The intervention by AFSA is an indication of mounting regulatory anxiety on the issue of the abuse of personal insolvency proposals. The authority made several public announcements to emphasise the issues regarding the Adgemis case and the actions of the controlling trustees.

The Inspector-General in Bankruptcy directed WLP Restructuring, the controlling trustees of Adgemis and advised them to deal with issues in their creditor reports. This regulatory move led to the adjournment of key creditor meetings and continuous investigations into the actions of the trustees.

GST Fraud Allegations

In addition to the current debt crisis, Adgemis is said to have a 300 million GST scheme of fraud in at least 27 companies in its network. The ATO has also gotten into his case in insolvency with fears of fraudulent GST claims that may see taxation rise by leaps and bounds.

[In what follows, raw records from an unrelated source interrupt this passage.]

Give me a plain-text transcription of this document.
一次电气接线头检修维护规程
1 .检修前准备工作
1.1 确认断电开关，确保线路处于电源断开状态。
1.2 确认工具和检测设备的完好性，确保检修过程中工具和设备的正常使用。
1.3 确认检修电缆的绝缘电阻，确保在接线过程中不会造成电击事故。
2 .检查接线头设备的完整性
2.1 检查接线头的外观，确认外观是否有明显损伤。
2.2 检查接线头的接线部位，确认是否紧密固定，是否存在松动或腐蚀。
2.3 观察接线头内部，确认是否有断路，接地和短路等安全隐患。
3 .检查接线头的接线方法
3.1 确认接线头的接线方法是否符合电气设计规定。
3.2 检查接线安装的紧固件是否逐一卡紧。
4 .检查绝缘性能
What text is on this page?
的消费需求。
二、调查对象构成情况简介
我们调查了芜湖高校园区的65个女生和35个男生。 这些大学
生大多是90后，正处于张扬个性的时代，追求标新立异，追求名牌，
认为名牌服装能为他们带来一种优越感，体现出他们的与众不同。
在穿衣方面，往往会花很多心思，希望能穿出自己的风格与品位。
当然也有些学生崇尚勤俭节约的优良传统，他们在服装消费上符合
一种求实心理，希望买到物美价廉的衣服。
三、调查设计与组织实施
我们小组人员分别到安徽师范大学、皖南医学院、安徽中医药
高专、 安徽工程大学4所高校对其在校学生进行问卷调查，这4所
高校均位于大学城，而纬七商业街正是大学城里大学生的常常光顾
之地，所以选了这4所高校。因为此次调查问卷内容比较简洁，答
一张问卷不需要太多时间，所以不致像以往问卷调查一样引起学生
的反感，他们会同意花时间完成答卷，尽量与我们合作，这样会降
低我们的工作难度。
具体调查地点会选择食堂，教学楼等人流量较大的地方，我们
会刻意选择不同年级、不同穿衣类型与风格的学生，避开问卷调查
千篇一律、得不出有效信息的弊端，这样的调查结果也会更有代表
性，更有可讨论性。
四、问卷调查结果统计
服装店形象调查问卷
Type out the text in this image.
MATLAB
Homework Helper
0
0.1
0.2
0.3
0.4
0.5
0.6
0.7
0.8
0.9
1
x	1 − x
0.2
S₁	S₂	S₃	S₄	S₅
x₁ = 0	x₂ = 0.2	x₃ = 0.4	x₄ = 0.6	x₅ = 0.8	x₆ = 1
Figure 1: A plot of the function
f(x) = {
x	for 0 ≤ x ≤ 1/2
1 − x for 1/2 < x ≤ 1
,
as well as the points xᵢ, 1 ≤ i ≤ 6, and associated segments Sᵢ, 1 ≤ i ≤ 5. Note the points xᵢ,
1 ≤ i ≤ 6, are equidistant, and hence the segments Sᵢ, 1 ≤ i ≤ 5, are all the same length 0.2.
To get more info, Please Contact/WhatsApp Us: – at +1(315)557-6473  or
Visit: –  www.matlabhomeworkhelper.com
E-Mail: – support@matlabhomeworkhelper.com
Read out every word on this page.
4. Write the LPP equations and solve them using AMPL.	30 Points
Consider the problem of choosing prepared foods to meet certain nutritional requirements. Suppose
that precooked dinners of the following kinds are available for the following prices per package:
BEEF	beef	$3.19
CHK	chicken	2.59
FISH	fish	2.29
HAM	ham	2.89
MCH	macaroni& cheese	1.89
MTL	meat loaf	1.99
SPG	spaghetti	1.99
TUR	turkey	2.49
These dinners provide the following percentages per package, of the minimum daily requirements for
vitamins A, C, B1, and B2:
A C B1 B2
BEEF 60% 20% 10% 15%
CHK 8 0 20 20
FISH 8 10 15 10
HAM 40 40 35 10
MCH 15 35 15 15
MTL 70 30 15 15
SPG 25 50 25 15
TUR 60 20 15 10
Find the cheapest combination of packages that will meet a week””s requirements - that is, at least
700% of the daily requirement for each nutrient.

Liquidators state that they have discovered traces of such improper and unfounded claims, which may leave behind other tax liabilities worth more than $300 million. Adgemis does not admit any misconduct and will appeal against the taxes levied, although these charges only add to his already desperate financial situation.

Under Investigation: Asset Transfers

Bankruptcy trustees found suspicious transactions that were conducted on the luxury assets of Adgemis. It has been reported that he used company funds to pay off debts of his 95-foot yacht that once belonged to actress Shirley Temple, amounting to $2.44 million over a period of five years.

Also, close to 15 million cash was being withdrawn or lent to company accounts, 10 million of which was used to pay loans to Richard Gazal and 900,000 to his godfather George Confos. At one point, Trustees said that Adgemis admitted that he had made certain payments in an incorrect manner.

Current Living Situation

Adgemis still lives in luxurious accommodation despite the low personal assets she reports. He has left his renowned Point Piper mansion, dubbed Bang & Olufsen, for an apartment in Bondi, owned by billionaire fund manager Will Vicars. This setup, which is said to involve property upkeep in exchange for accommodation, indicates how intricate relationships were to reinforce his way of life despite crippling debts.

Impact on Industries and Fallout of Creditors

The failure has had great ripple effects in the hospitality industry in Australia. Angas Securities, which is a creditor and owed close to 18.5 million dollars, took over the Noah’s Backpackers apartment building, and they intend to sell it in the spring to get back their money. Employees throughout the empire are still owed their unpaid wages worth $6.7 million.

Large hospitality organisations such as Solotel, which is run by Bruce Solomon, bought some of the previous Adgemis outlets at a low rate. The asset fire sale, apparently, is assessed by industry veterans Arthur Laundy and Justin Hemmes.

Future Proceedings

Having seen creditors turn down his offer to compromise with his debt and AFSA continuing to pressure him through the regulation, Adgemis will go bankrupt. This would disallow him as a company director and limit the value of assets to less than 9,600.

The current liquidation procedures within his network of companies would continue until at least 2026, and receivers and liquidators will seek to recover assets and seek to find other recoveries via litigation. There are several court cases over property disputes, claims by creditors, and breaches of regulatory laws, which means that Adgemis will be spending many years in court.

The Jon Adgemis saga is one of the most dramatic business failures in Australia that turned a thriving hospitality business into a lesson on overleveraging, dubious financial dealings and regulatory meltdown. With the liquidation process ongoing and the investigations underway, the true amount of money lost to the creditors, the employees, and the taxation system still rolls on.